The operative part of section 89 states:

89.  (1)  Subject to sections 91 and 123, the corporation shall repair the units and common elements after damage. 1998, c. 19, s. 89 (1).

The Court appears to have completely overlooked the opening qualifier – “Subject to sections 91 and 123…”.  Section 91 of the Condominium Act clearly states:

91.  The declaration may alter the obligation to maintain or to repair after damage as set out in this Act by providing that,

(a) subject to section 123, each owner shall repair the owner’s unit after damage;

(b) the owners shall maintain the common elements or any part of them;

(c) each owner shall maintain and repair after damage those parts of the common elements of which the owner has the exclusive use; and

(d) the corporation shall maintain the units or any part of them. 1998, c. 19, s. 91.

In this case, the declaration of Carleton Condominium Corp.

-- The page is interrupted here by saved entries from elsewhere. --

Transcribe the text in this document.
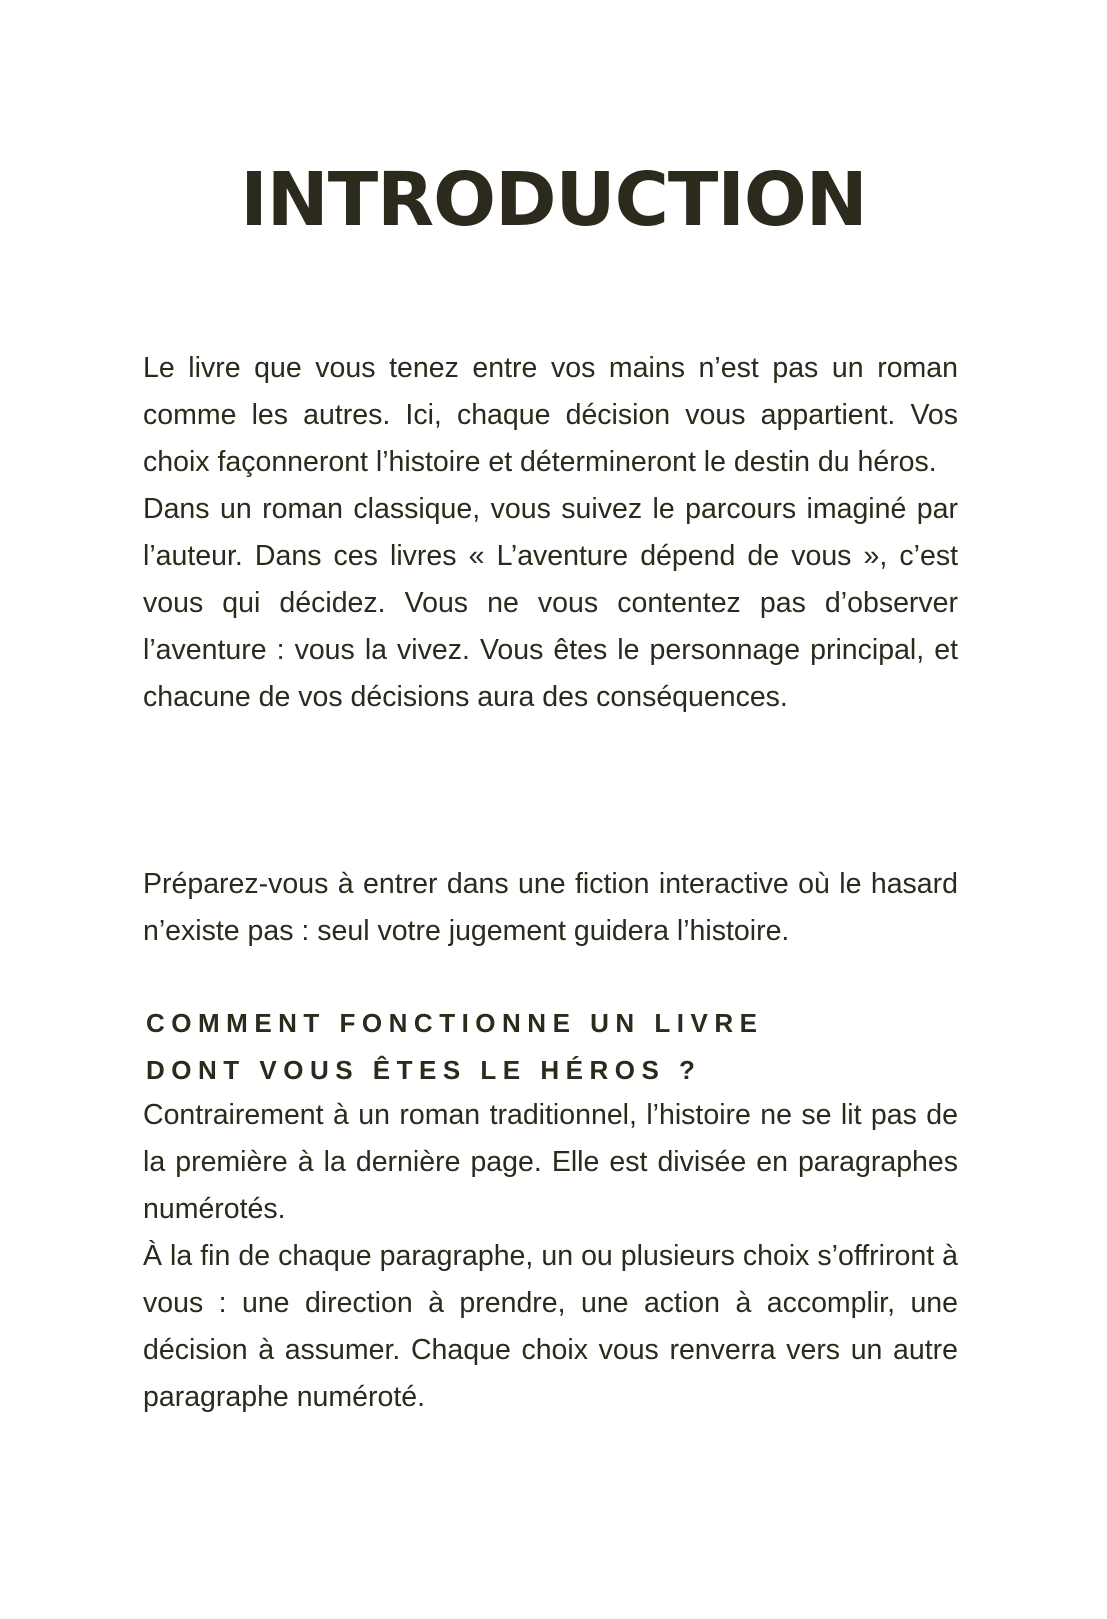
INTRODUCTION

Le livre que vous tenez entre vos mains n’est pas un roman comme les autres. Ici, chaque décision vous appartient. Vos choix façonneront l’histoire et détermineront le destin du héros.

Dans un roman classique, vous suivez le parcours imaginé par l’auteur. Dans ces livres « L’aventure dépend de vous », c’est vous qui décidez. Vous ne vous contentez pas d’observer l’aventure : vous la vivez. Vous êtes le personnage principal, et chacune de vos décisions aura des conséquences.

Préparez-vous à entrer dans une fiction interactive où le hasard n’existe pas : seul votre jugement guidera l’histoire.

COMMENT FONCTIONNE UN LIVRE
DONT VOUS ÊTES LE HÉROS ?

Contrairement à un roman traditionnel, l’histoire ne se lit pas de la première à la dernière page. Elle est divisée en paragraphes numérotés.

À la fin de chaque paragraphe, un ou plusieurs choix s’offriront à vous : une direction à prendre, une action à accomplir, une décision à assumer. Chaque choix vous renverra vers un autre paragraphe numéroté.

No. 59 clearly provides that the unit owners are to repair their units after damage.

It is hard to understand how the Court could come to the conclusion noted above given the clear wording of section 91 and the Declaration.

The Court’s conclusions on what constitutes a standard unit for the purposes of repair and insurance obligations under the Condominium Act are likewise suspect.

It is to be hoped that this decision does not become recognized authority by any higher Court, given the apparent error in reasons and the result.

Ontario’s New Form 24 Requirement: Further cost for condominium developers and little benefit to lien claimants

Post by: David Sunday

A new provision has been added to Ontario’s Construction Lien Act (section 33.1) to require a Form 24 – Notice of Intention to Register A Condominium to now be published shortly before a condominium description is submitted for approval.

The legislative intent behind section 33.1 appears to be an effort to provide potential lien claimants with notice that a condominium registration is about to occur – the theory being that they will then have the opportunity to register a lien before registration happens.

In the Form 24 notice, the developer is to list the name and address of each contractor that supplied services or materials to the condominium development during the 90-day period leading up to submission of the plans for approval.

While the requirement seems innocuous enough at first glance, the practical reality is that Form 24 is proving to be quite costly.  It also appears as though it will only benefit lien claimants who subscribe to and read the Daily Commercial News, where Form 24 notices are required to be published.

For any project where the condominium developer is contracting directly with trades, the list of contractors, combined with their contact information, tends to be quite long.

Last time we checked, the Daily Commercial News was charging $4.32 per 1/14 of an inch of a 1.625 inch wide column.  In our experience, Form 24 will often run to 40 inches or more of column, which translates into a publication cost of roughly $2,400.00 before taxes.

Depending on the number of contractors, the cost can be higher or lower, but our experience to date suggests $2,000 – $3,000 is a fairly typical cost where the developer has been contracting with trades directly.

The Form 24 requirement is mandatory and there is the potential for civil liability if the requirement is not complied with. Thus, condominium developers can be held liable to any person who suffers damage as a result of their failure to give a proper Form 24 notice.

Condominium developers now need to factor in the Form 24 cost into their development plans or make a business decision as to whether the high publication costs outweigh the risks of increased civil liability if the requirement is not complied with.

It appears that the legislature did not appreciate the significant added cost that this requirement would add to condominium projects and has not balanced that cost against the limited, if any, benefit this new requirement provides to lien claimants.